After 14 years of deploying together in support of peacekeeping missions, the ultimate goal of the German and American partnership is to reinforce the ability to interoperate, said Lt. Col. Gerhard Kerfin, 21st TSC’s German liaison officer.
The range partnership is billed as an opportunity to provide international cooperation and as a chance for both armies to improve relations.
“There’s a feeling of being united after training together. We watched each other, and it brought more understanding to everyone involved,” said Pfc.

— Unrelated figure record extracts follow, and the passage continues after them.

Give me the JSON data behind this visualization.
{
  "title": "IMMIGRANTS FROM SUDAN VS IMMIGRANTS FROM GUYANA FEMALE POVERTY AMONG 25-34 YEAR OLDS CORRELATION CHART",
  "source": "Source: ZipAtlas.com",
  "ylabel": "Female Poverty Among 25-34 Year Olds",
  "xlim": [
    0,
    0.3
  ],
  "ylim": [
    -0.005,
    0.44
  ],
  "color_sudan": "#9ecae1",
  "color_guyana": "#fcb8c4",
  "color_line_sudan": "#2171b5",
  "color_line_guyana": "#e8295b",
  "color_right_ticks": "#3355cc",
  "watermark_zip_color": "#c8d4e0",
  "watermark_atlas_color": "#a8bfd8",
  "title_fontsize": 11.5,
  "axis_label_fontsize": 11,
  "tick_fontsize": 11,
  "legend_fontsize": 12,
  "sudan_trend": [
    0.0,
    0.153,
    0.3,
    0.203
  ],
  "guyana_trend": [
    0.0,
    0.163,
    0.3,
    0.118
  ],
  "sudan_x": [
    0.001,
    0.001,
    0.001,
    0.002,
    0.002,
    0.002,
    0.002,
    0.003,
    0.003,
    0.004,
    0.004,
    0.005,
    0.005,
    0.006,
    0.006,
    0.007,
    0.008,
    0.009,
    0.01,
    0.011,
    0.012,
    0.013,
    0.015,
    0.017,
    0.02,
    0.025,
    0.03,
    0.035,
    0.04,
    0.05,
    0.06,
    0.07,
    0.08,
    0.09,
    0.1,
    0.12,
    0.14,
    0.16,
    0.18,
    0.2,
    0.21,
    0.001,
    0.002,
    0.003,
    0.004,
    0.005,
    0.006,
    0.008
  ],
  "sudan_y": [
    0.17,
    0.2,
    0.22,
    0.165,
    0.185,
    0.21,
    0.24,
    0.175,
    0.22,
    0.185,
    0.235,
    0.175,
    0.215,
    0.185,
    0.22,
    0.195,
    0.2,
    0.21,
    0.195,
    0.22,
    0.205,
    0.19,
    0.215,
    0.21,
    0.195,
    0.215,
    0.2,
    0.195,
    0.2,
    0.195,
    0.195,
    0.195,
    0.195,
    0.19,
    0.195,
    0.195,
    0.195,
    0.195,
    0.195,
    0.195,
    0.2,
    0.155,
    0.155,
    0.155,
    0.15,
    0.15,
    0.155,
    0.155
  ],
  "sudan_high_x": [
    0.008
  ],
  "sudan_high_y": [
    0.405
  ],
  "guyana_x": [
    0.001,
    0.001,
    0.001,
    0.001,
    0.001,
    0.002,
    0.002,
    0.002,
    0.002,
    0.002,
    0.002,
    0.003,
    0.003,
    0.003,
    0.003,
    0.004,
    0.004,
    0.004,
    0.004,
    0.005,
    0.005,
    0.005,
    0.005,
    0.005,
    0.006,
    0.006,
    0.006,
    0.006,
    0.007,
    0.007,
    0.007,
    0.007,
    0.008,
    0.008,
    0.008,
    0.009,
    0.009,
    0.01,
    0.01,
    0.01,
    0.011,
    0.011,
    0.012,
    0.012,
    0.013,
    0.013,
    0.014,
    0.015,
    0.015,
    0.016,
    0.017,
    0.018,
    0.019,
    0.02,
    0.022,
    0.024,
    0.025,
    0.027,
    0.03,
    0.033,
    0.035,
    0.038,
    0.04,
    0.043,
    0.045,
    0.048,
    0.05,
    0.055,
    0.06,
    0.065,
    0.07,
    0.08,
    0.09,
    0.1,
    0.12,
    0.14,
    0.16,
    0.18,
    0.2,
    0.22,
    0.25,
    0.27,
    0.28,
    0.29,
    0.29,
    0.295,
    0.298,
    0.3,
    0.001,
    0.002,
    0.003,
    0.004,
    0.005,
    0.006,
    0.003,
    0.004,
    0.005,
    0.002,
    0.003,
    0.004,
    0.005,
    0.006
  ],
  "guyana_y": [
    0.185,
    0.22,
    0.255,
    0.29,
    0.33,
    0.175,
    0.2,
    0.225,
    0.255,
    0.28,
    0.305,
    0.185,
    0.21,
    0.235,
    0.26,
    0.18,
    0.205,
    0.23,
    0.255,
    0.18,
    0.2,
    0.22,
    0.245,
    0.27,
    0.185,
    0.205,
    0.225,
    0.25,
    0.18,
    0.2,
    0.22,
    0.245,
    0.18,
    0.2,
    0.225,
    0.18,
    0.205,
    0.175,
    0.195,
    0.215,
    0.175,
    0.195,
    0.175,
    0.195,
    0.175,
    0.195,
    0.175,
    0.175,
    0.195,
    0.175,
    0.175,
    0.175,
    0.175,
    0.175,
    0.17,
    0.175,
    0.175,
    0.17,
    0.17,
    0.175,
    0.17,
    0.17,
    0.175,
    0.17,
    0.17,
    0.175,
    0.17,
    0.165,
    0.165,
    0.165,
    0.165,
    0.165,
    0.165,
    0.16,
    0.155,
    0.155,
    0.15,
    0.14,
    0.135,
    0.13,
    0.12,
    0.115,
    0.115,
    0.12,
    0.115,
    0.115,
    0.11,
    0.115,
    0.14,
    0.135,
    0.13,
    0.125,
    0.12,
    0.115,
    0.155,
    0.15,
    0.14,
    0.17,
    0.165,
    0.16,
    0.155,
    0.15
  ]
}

Joshua Bentzel, 21st TSC intelligence analyst. “I really feel like we’re doing a good job together.”
German Sgt. Mario Wlost explained how the Soldiers needed to make immediate adjustments to their unfamiliar surroundings and new weapons.
“Most U.S. Soldiers have never seen these German weapons before and it’s difficult to have proficiency in a weapon you’ve held for 15 minutes,” said Sergeant. Wlost.
Naturally, Germans encounter the same problem with the American weapons, he said.
In order to qualify, Soldiers needed to perform proficiently in each mandatory range. Each weapon and its individual range held different qualification requirements.
U.S. Soldiers fired the German G-36 assault rifle, P-22 pistol and the MG-3 machine gun. The Germans fired the M-16 assault rifle and the M-9 Beretta.
German qualifiers received U.S. Army medals at the Marksman, Sharpshooter or Expert levels. While American qualifiers received the German marksman badge — the “Schuetzenschnur,” which means gunner’s rope — in bronze, silver or gold.
“The rope looks great on our Class A’s,” said Private 1st Class Bentzel. “It’s something you can’t get anywhere else but Germany, and I can wear it on my uniform for the rest of my life.”